Começa a tornar-se caricata a demora na indicação de novos dirigentes da Entidade Reguladora para a Comunicação Social (ERC). Os actuais responsáveis esgotaram a 15 de Dezembro o seu mandato de cinco anos e por isso estão caducados há quase seis meses. São eles o presidente do Conselho Regulador, o senhor juiz conselheiro jubilado Sebastião Póvoas, mais os três vogais que o auxiliam na prestimosa tarefa de controlar a liberdade de imprensa em Portugal: Francisco Azevedo e Silva, Fátima Resende Lima e João Pedro Figueiredo. Além disso, o Conselho Regulador está sem vice-presidente desde há mais de um ano, por morte do jornalista e professor Mário Mesquita, que ocupava o cargo.
Os vogais são sempre indicados pela Assembleia da República — uma escolha cozinhada ao mais alto nível por quem tem mais deputados: PS e PSD. O presidente do Conselho Regulador é depois presumivelmente seleccionado pelos vogais. Neste momento, o PS já propôs novos vogais: Helena Sousa (professora na Universidade do Minho) e Telmo Gonçalves (já funcionário da ERC). Mas o PSD tarda em dizer quem apoia — e assim continua adiado o novo Conselho Regulador.
Diz-se que o partido liderado por Luís Montenegro emperra o caso para manter por mais algum tempo três elementos que lhe são favoráveis: Francisco Azevedo e Silva, Fátima Resende Lima e o meritíssimo Póvoas. É uma hipótese falada nos bastidores. Entretanto, o Tal&Qual soube que haverá mais um motivo para o atraso — e que também envolve Fátima Resende Lima.
A senhora vogal, de 65 anos — casada com Fernando Lima, antigo assessor de Cavaco Silva no Governo e na Presidência da República — está a poucos meses de meter os papéis para a Caixa Geral de Aposentações. Segundo fontes do T&Q, precisa de se manter na ERC para abichar uma pensãozinha mais choruda do que aquela a que teria direito se se reformasse como funcionária da Direcção-Geral do Consumidor, organismo do Ministério da Economia a cujo quadro de pessoal pertence, e ao qual tem estado requisitada.
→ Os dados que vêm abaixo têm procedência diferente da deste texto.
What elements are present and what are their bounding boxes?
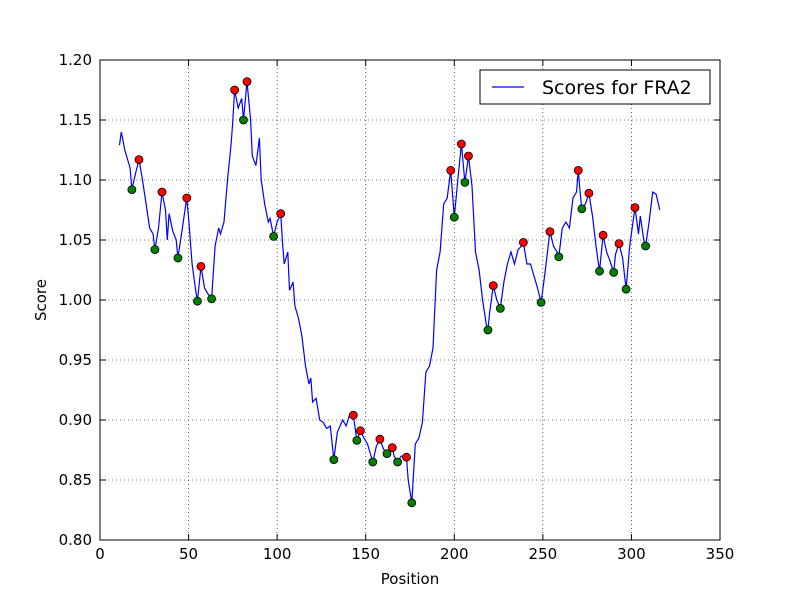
marker	[276, 209, 286, 219]
marker	[641, 241, 650, 251]
marker	[382, 449, 392, 459]
marker	[402, 452, 411, 462]
marker	[460, 177, 470, 187]
marker	[368, 457, 378, 467]
marker	[134, 155, 144, 165]
marker	[127, 185, 137, 195]
marker	[449, 212, 459, 222]
y-tick-label: 1.05	[59, 231, 92, 249]
marker	[488, 281, 498, 291]
y-tick-label: 0.80	[59, 531, 92, 549]
marker	[584, 188, 594, 198]
marker	[577, 204, 587, 214]
marker	[495, 303, 505, 313]
marker	[518, 237, 528, 247]
marker	[621, 284, 631, 294]
y-tick-label: 1.00	[59, 291, 92, 309]
marker	[595, 266, 604, 276]
marker	[150, 245, 160, 255]
x-tick-label: 150	[351, 545, 380, 563]
marker	[407, 498, 417, 508]
marker	[375, 434, 385, 444]
marker	[609, 267, 619, 277]
x-tick-label: 0	[95, 545, 105, 563]
y-tick-label: 1.10	[59, 171, 92, 189]
x-tick-label: 200	[440, 545, 469, 563]
x-tick-label: 350	[706, 545, 735, 563]
marker	[157, 187, 167, 197]
marker	[573, 165, 583, 175]
x-tick-label: 50	[179, 545, 198, 563]
marker	[173, 253, 183, 263]
y-tick-label: 0.95	[59, 351, 92, 369]
marker	[239, 115, 248, 125]
marker	[352, 435, 362, 445]
plot-frame	[99, 59, 721, 541]
marker	[269, 231, 279, 241]
marker	[614, 239, 624, 249]
marker	[393, 457, 403, 467]
x-tick-label: 250	[529, 545, 558, 563]
y-tick-label: 1.15	[59, 111, 92, 129]
y-tick-label: 0.90	[59, 411, 92, 429]
marker	[207, 294, 217, 304]
x-tick-label: 100	[263, 545, 292, 563]
marker	[193, 296, 202, 306]
y-tick-label: 1.20	[59, 51, 92, 69]
marker	[630, 203, 640, 213]
legend-label: Scores for FRA2	[542, 77, 692, 99]
marker	[230, 85, 240, 95]
marker	[355, 426, 365, 436]
x-tick-label: 300	[617, 545, 646, 563]
marker	[464, 151, 473, 161]
marker	[554, 252, 564, 262]
marker	[456, 139, 466, 149]
marker	[598, 230, 608, 240]
y-tick-label: 0.85	[59, 471, 92, 489]
marker	[242, 77, 252, 86]
y-axis-label: Score	[32, 279, 50, 321]
marker	[329, 455, 339, 465]
marker	[348, 410, 358, 420]
x-axis-label: Position	[381, 570, 439, 588]
marker	[182, 193, 192, 203]
marker	[196, 261, 206, 271]
marker	[483, 325, 493, 335]
marker	[387, 443, 397, 453]
marker	[536, 297, 546, 307]
marker	[446, 165, 456, 175]
marker	[545, 227, 555, 237]
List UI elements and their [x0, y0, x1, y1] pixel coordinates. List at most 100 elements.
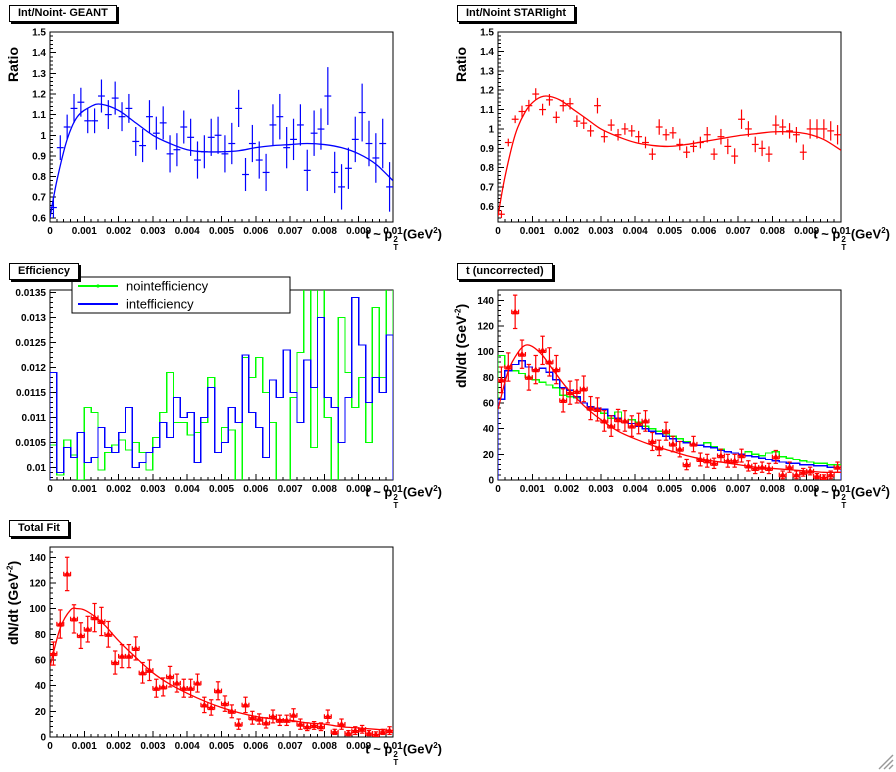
pad-title-starlight: Int/Noint STARlight: [457, 5, 575, 22]
svg-text:1.3: 1.3: [480, 66, 494, 77]
svg-text:0.004: 0.004: [175, 484, 200, 495]
y-axis: 0.6 0.7 0.8 0.9 1 1.1 1.2 1.3 1.4 1.5: [480, 28, 504, 223]
svg-text:0.002: 0.002: [106, 741, 131, 752]
fit-curve: [498, 344, 841, 474]
svg-text:40: 40: [35, 681, 47, 692]
legend: nointefficiency intefficiency: [71, 276, 291, 314]
svg-text:120: 120: [477, 321, 494, 332]
svg-text:0.005: 0.005: [657, 226, 682, 237]
series-area: [50, 290, 393, 480]
y-axis: 0.01 0.0105 0.011 0.0115 0.012 0.0125 0.013 0.0…: [15, 288, 56, 478]
resize-grip-icon[interactable]: [877, 753, 895, 771]
svg-text:1.4: 1.4: [480, 47, 494, 58]
svg-text:0.6: 0.6: [480, 202, 494, 213]
svg-text:0.8: 0.8: [480, 163, 494, 174]
svg-text:0.0135: 0.0135: [15, 288, 46, 299]
svg-text:0.6: 0.6: [32, 213, 46, 224]
hist-intefficiency: [50, 296, 393, 480]
pad-title-t-uncorrected: t (uncorrected): [457, 263, 553, 280]
svg-text:0.007: 0.007: [726, 226, 751, 237]
svg-text:0.011: 0.011: [22, 413, 47, 424]
svg-text:0.005: 0.005: [209, 741, 234, 752]
svg-text:0.001: 0.001: [72, 484, 97, 495]
svg-text:0.008: 0.008: [760, 484, 785, 495]
svg-text:0.006: 0.006: [243, 484, 268, 495]
svg-text:0.004: 0.004: [175, 741, 200, 752]
svg-text:0.009: 0.009: [794, 484, 819, 495]
svg-text:0.8: 0.8: [32, 172, 46, 183]
svg-text:140: 140: [477, 296, 494, 307]
data-points: [50, 556, 393, 737]
svg-text:0.008: 0.008: [760, 226, 785, 237]
svg-text:0.0105: 0.0105: [15, 438, 46, 449]
hist-nointefficiency: [50, 290, 393, 480]
y-axis-title-dndt: dN/dt (GeV-2): [5, 560, 21, 645]
svg-text:0.01: 0.01: [831, 484, 851, 495]
data-points: [498, 88, 841, 219]
svg-text:0.003: 0.003: [140, 741, 165, 752]
x-axis: 0 0.001 0.002 0.003 0.004 0.005 0.006 0.007 0.00…: [47, 216, 403, 237]
svg-text:0.9: 0.9: [480, 144, 494, 155]
data-points: [50, 67, 393, 218]
svg-text:0.004: 0.004: [175, 226, 200, 237]
svg-text:0.008: 0.008: [312, 484, 337, 495]
y-axis-title-ratio: Ratio: [5, 47, 21, 82]
svg-text:0.003: 0.003: [140, 226, 165, 237]
svg-text:0.002: 0.002: [106, 484, 131, 495]
svg-text:0.0125: 0.0125: [15, 338, 46, 349]
svg-text:100: 100: [477, 347, 494, 358]
x-axis: 0 0.001 0.002 0.003 0.004 0.005 0.006 0.007 0.00…: [47, 474, 403, 495]
legend-label-intefficiency: intefficiency: [126, 297, 194, 312]
svg-text:0.002: 0.002: [554, 484, 579, 495]
svg-text:0.01: 0.01: [831, 226, 851, 237]
svg-text:0.001: 0.001: [520, 484, 545, 495]
svg-text:0.0115: 0.0115: [16, 388, 46, 399]
series-area: [50, 67, 393, 218]
y-axis-title-ratio: Ratio: [453, 47, 469, 82]
svg-text:20: 20: [35, 707, 47, 718]
svg-text:0.002: 0.002: [106, 226, 131, 237]
series-area: [498, 294, 841, 480]
pad-efficiency: 0 0.001 0.002 0.003 0.004 0.005 0.006 0.007 0.00…: [0, 258, 448, 515]
y-axis: 0.6 0.7 0.8 0.9 1 1.1 1.2 1.3 1.4 1.5: [32, 28, 56, 224]
pad-int-noint-starlight: 0 0.001 0.002 0.003 0.004 0.005 0.006 0.007 0.00…: [448, 0, 896, 257]
svg-text:0.003: 0.003: [140, 484, 165, 495]
svg-text:0.009: 0.009: [346, 741, 371, 752]
svg-text:0.003: 0.003: [588, 484, 613, 495]
svg-text:0.01: 0.01: [27, 463, 47, 474]
svg-text:0.005: 0.005: [209, 226, 234, 237]
svg-text:0.007: 0.007: [278, 741, 303, 752]
svg-text:0.006: 0.006: [691, 226, 716, 237]
t-uncorrected-plot: 0 0.001 0.002 0.003 0.004 0.005 0.006 0.007 0.00…: [477, 289, 851, 495]
svg-text:0: 0: [495, 226, 501, 237]
svg-text:1.5: 1.5: [480, 28, 494, 39]
svg-text:0.012: 0.012: [21, 363, 46, 374]
svg-text:0.013: 0.013: [21, 313, 46, 324]
svg-text:0.004: 0.004: [623, 226, 648, 237]
svg-text:0.007: 0.007: [278, 226, 303, 237]
svg-text:1.1: 1.1: [480, 105, 494, 116]
svg-text:0.009: 0.009: [346, 484, 371, 495]
legend-label-nointefficiency: nointefficiency: [126, 279, 209, 294]
svg-text:0: 0: [47, 484, 53, 495]
plot-frame: [49, 546, 394, 738]
series-area: [50, 556, 393, 737]
svg-text:0.01: 0.01: [383, 741, 403, 752]
fit-curve: [498, 95, 841, 217]
svg-text:0: 0: [488, 476, 494, 487]
svg-text:0: 0: [47, 226, 53, 237]
svg-text:0: 0: [47, 741, 53, 752]
svg-text:1: 1: [488, 124, 494, 135]
efficiency-plot: 0 0.001 0.002 0.003 0.004 0.005 0.006 0.007 0.00…: [15, 276, 403, 495]
svg-text:0.01: 0.01: [383, 484, 403, 495]
svg-text:1.2: 1.2: [480, 86, 494, 97]
svg-text:0.005: 0.005: [657, 484, 682, 495]
svg-text:0.7: 0.7: [32, 193, 46, 204]
fit-curve: [50, 607, 393, 732]
svg-text:0.007: 0.007: [278, 484, 303, 495]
Actualmente, a vogal recebe da ERC uns estupendos 4.430 euros brutos por mês, mais 1.329 euros de despesas de representação. Já no serviço de origem, onde é técnica superior, o vencimento nunca ultrapassa um máximo de 3.561 euros, segundo as nossas fontes. Ora, a regra das aposentações dos funcionários públicos diz que para cálculo da pensão de velhice conta a média salarial dos últimos dez anos — e se houver uma redução súbita a média sai prejudicada.
Quer isto dizer que Fátima Resende Lima, que não se coíbe de subscrever decisões que prejudicam a liberdade de imprensa — incluindo uma deliberação de 27 de Abril contra o T&Q —, não se importa, afinal, no exercício de funções, de se envolver numa situação de ética criativa.
A entidade reguladora recusou-se a dizer-nos qual a situação face à reforma de Fátima Resende Lima — e dos outros dois vogais —, invocando a protecção de dados. Perante a nossa insistência para que aos vogais fosse pedida autorização, a ERC remeteu-se ao silêncio, o que mostra o seu interesse em dar esclarecimentos públicos.
Fátima Resende Lima diz que “a interpretação feita pelo T&Q é absolutamente abusiva porque não há nenhum facto que a sustente”. Mas não apresenta factos que sustentem outra interpretação. Argumenta que a substituição de anteriores membros do Conselho Regulador da ERC “esteve longe de ser imediata”, sugerindo assim que os atrasos no passado servem de justificação ao atraso actual. Mesmo que o argumento seja verdadeiro — e é —, não se percebe que relação tem com o tema da reforma da vogal.
Ao longo das décadas, Fátima Resende Lima, que é licenciada em Direito, tornou-se especialista em sobreviver em cargos que dependem de nomeação partidária — no seu caso, o PSD. Entre 1995 e 2002 esteve na Alta Autoridade para a Comunicação Social (que em 2005 veio a dar origem à ERC). Dali saltou para chefe de gabinete do grupo parlamentar do PSD, de 2002 a 2005.
Em Janeiro de 2012, depois de meses de pedidos fracassados ao Governo social-democrata para que a indicassem como vogal da ERC, ascendeu a directora-executiva da instituição — só com votos favoráveis dos então membros do Conselho Regulador afectos ao PSD. Finalmente, em 2018, subiu a vogal, onde agora se mantém de mandato caducado e sem ter pedido exoneração do cargo desde que terminou o seu prazo.